In reality, since both boards are reluctant to referee disputes, members of the co-op and the HOA often resort to minor acts of aggression. In the city, when a resident finds a full garbage bag in the lobby, he might take the time to inspect its contents and then leave the un-resealed bag outside its owner’s apartment door. In the country, a Sinatra lover might turn up the volume on his outdoor speakers, using the Chairman of the Board to block out Journey’s “Don’t Stop Believing” blasting from sound system next door. 

I try to steer clear of disputes, but when the activities in my apartment or house negatively affect my neighbors, they are not shy about letting me know.
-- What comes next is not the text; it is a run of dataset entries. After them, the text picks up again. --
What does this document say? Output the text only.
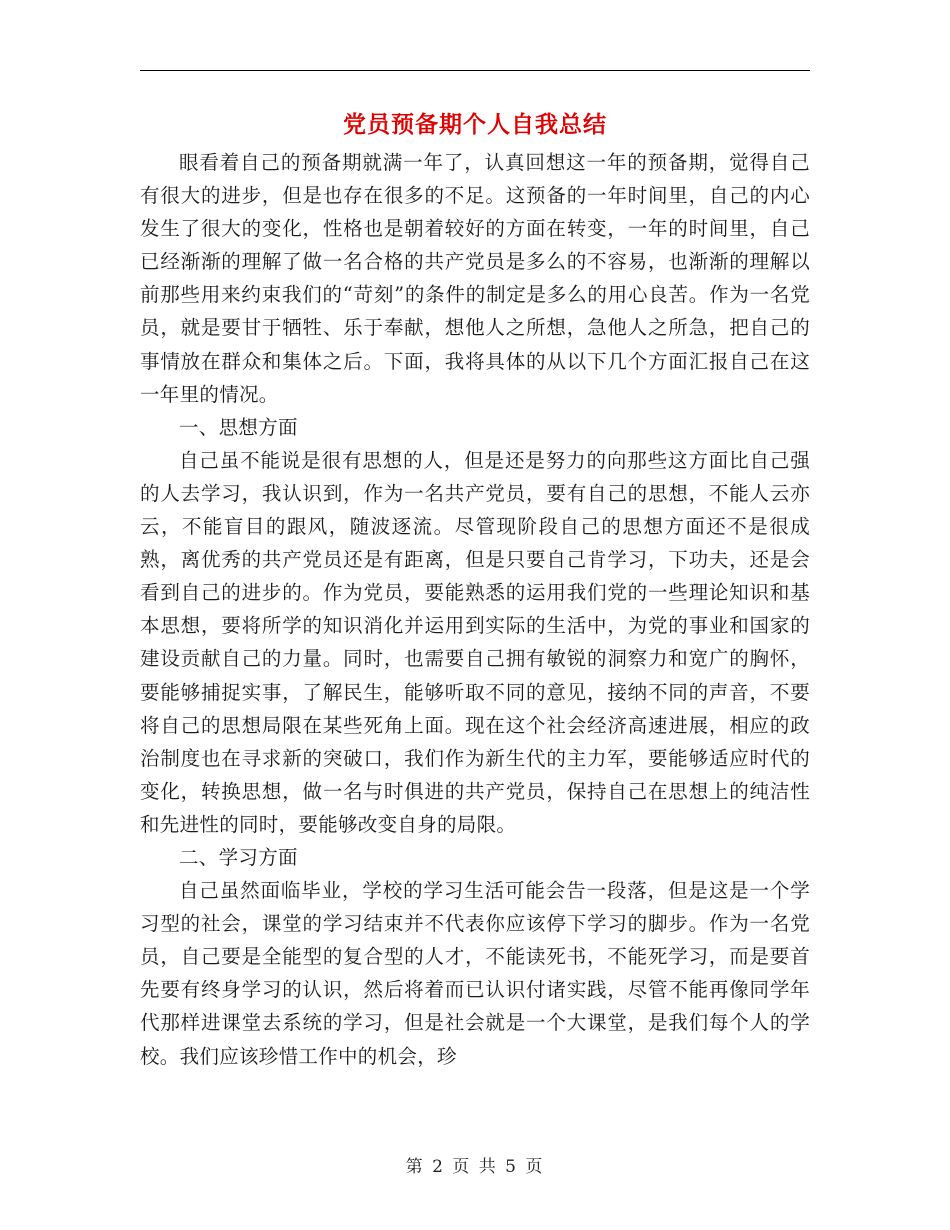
党员预备期个人自我总结

眼看着自己的预备期就满一年了，认真回想这一年的预备期，觉得自己有很大的进步，但是也存在很多的不足。这预备的一年时间里，自己的内心发生了很大的变化，性格也是朝着较好的方面在转变，一年的时间里，自己已经渐渐的理解了做一名合格的共产党员是多么的不容易，也渐渐的理解以前那些用来约束我们的“苛刻”的条件的制定是多么的用心良苦。作为一名党员，就是要甘于牺牲、乐于奉献，想他人之所想，急他人之所急，把自己的事情放在群众和集体之后。下面，我将具体的从以下几个方面汇报自己在这一年里的情况。

一、思想方面

自己虽不能说是很有思想的人，但是还是努力的向那些这方面比自己强的人去学习，我认识到，作为一名共产党员，要有自己的思想，不能人云亦云，不能盲目的跟风，随波逐流。尽管现阶段自己的思想方面还不是很成熟，离优秀的共产党员还是有距离，但是只要自己肯学习，下功夫，还是会看到自己的进步的。作为党员，要能熟悉的运用我们党的一些理论知识和基本思想，要将所学的知识消化并运用到实际的生活中，为党的事业和国家的建设贡献自己的力量。同时，也需要自己拥有敏锐的洞察力和宽广的胸怀，要能够捕捉实事，了解民生，能够听取不同的意见，接纳不同的声音，不要将自己的思想局限在某些死角上面。现在这个社会经济高速进展，相应的政治制度也在寻求新的突破口，我们作为新生代的主力军，要能够适应时代的变化，转换思想，做一名与时俱进的共产党员，保持自己在思想上的纯洁性和先进性的同时，要能够改变自身的局限。

二、学习方面

自己虽然面临毕业，学校的学习生活可能会告一段落，但是这是一个学习型的社会，课堂的学习结束并不代表你应该停下学习的脚步。作为一名党员，自己要是全能型的复合型的人才，不能读死书，不能死学习，而是要首先要有终身学习的认识，然后将着而已认识付诸实践，尽管不能再像同学年代那样进课堂去系统的学习，但是社会就是一个大课堂，是我们每个人的学校。我们应该珍惜工作中的机会，珍

第 2 页 共 5 页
In the city, that happened when the new people in the apartment below said they heard scraping on their ceiling at night. That would be me, dragging the bedroom chair between the reading lamp and the television. After they complained, I put felt pads on the legs of the chair. In the country, my neighbor raised a different issue: dying branches from an old willow tree that was threatening to fall on his roof. He asked me to prune them, and I complied. 

But sometimes, the request is beyond reason. This happens more often in Connecticut, where freestanding houses, even in an HOA, come with built-in expectations of sovereignty. After the woman next door replaced her old tract house with a Nantucket-inspired “McMansion,” she complained, without embarrassment, that the builder had mistakenly oriented her new house toward my driveway. 

She wanted me to solve her problem by planting mature, driveway-hiding trees on my side of our shared border. She invited me to sit on her front porch to experience its uninspiring view of my garage. When I suggested she simply plant whatever she wanted on her own property, she argued that that would make her yard feel too small. 

After that, I tried to avoid her and only got caught at the annual meeting. I pacified her with a promise to consider her request. But our saga came to an end when new neighbors on the other side of her home moved in and replaced the old ranch with a tall, thin Mc(Addams Family)Mansion. That was more than she could take. She gave up the battle and moved away – hopefully to much wider pastures. As for me, I prefer the much narrower pastures of the city.